Friday, July 28, 2006

Interest Rates, the Reserve Bank & Governemnt

Prime Minister John Howard claims that the most recent CPI increase (inflation at 4%) is outside the government's control, and that the Reserve Bank should look at NOT raising interst rates next Tuesday.

There are two problems here:

1) Mr Howard claims that low CPI & interest rates are to his credit, but that higher CPI figures are not the fault of his government.

Certainly governments cannot control the weather patterns (gloabl warming is a separate social issue for the world) or high prices of crude oil, which are governed by the insatiable demand by heavily industrialised nations and rapidly developing nations. However, Mr howard is a proponent of going to war inthe the Middle East. The wars in Afghanistan and Iraq, the support of the US and other nations, including Australia, for Israel's relentless attacks on Lebanon all contribute to instability in the Middle East and market nervousness about future oil supplies. This is not an argument about whether the military actions in the Middle East are justified; just that the military actions DO create market nervousness and DO contribute to higher oil prices.

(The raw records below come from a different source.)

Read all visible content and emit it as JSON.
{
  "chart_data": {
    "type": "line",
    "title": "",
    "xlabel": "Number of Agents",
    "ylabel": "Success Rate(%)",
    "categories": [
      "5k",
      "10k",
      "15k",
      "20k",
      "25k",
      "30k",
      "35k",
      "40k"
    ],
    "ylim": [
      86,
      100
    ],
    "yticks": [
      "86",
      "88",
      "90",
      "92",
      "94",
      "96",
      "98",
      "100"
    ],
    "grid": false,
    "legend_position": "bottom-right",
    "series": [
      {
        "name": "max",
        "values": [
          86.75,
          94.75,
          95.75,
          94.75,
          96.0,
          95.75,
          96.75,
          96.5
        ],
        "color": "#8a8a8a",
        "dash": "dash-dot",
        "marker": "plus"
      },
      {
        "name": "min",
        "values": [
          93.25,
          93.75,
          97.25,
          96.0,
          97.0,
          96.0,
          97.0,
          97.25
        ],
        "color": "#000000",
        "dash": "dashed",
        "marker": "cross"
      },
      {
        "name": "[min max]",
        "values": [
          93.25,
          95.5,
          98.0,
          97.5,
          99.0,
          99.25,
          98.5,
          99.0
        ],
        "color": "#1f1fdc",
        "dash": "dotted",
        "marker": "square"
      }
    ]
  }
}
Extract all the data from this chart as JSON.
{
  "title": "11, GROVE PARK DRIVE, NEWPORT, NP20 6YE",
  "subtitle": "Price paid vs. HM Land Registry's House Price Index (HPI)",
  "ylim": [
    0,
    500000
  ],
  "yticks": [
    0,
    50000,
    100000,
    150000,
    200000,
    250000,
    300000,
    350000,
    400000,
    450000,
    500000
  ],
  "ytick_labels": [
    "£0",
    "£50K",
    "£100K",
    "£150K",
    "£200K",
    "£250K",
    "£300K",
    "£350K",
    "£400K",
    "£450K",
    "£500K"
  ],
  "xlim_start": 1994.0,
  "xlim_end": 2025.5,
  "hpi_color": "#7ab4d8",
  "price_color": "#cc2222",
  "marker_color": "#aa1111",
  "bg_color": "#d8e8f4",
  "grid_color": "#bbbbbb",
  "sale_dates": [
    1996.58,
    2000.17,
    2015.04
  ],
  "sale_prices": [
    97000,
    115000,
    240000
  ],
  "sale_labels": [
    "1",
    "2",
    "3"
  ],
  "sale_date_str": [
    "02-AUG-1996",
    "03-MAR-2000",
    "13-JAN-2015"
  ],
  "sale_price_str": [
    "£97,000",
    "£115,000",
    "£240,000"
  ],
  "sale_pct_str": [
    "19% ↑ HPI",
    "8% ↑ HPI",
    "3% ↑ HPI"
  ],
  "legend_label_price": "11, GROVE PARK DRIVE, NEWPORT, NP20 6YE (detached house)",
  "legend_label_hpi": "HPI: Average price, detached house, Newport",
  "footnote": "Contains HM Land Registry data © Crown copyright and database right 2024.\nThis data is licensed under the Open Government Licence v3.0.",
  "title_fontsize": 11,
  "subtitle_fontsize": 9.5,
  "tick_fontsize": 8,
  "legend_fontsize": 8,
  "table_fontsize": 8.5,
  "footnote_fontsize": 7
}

To the extent that Mr Howard supports the war in the Middle East, he has certainly contributed to the poor CPI figure.

He has further claimed in the past that previous Labor governments caused high interest rates, but he tells us and his nervous backbenchers that it's not his fault. He really can't have it both ways.

2) The Reserve Bank is an independent body. It is inappropriate for the Prime Minister, or any other member of Government, to tell the Reserve Bank how they should manage Australian interest rates.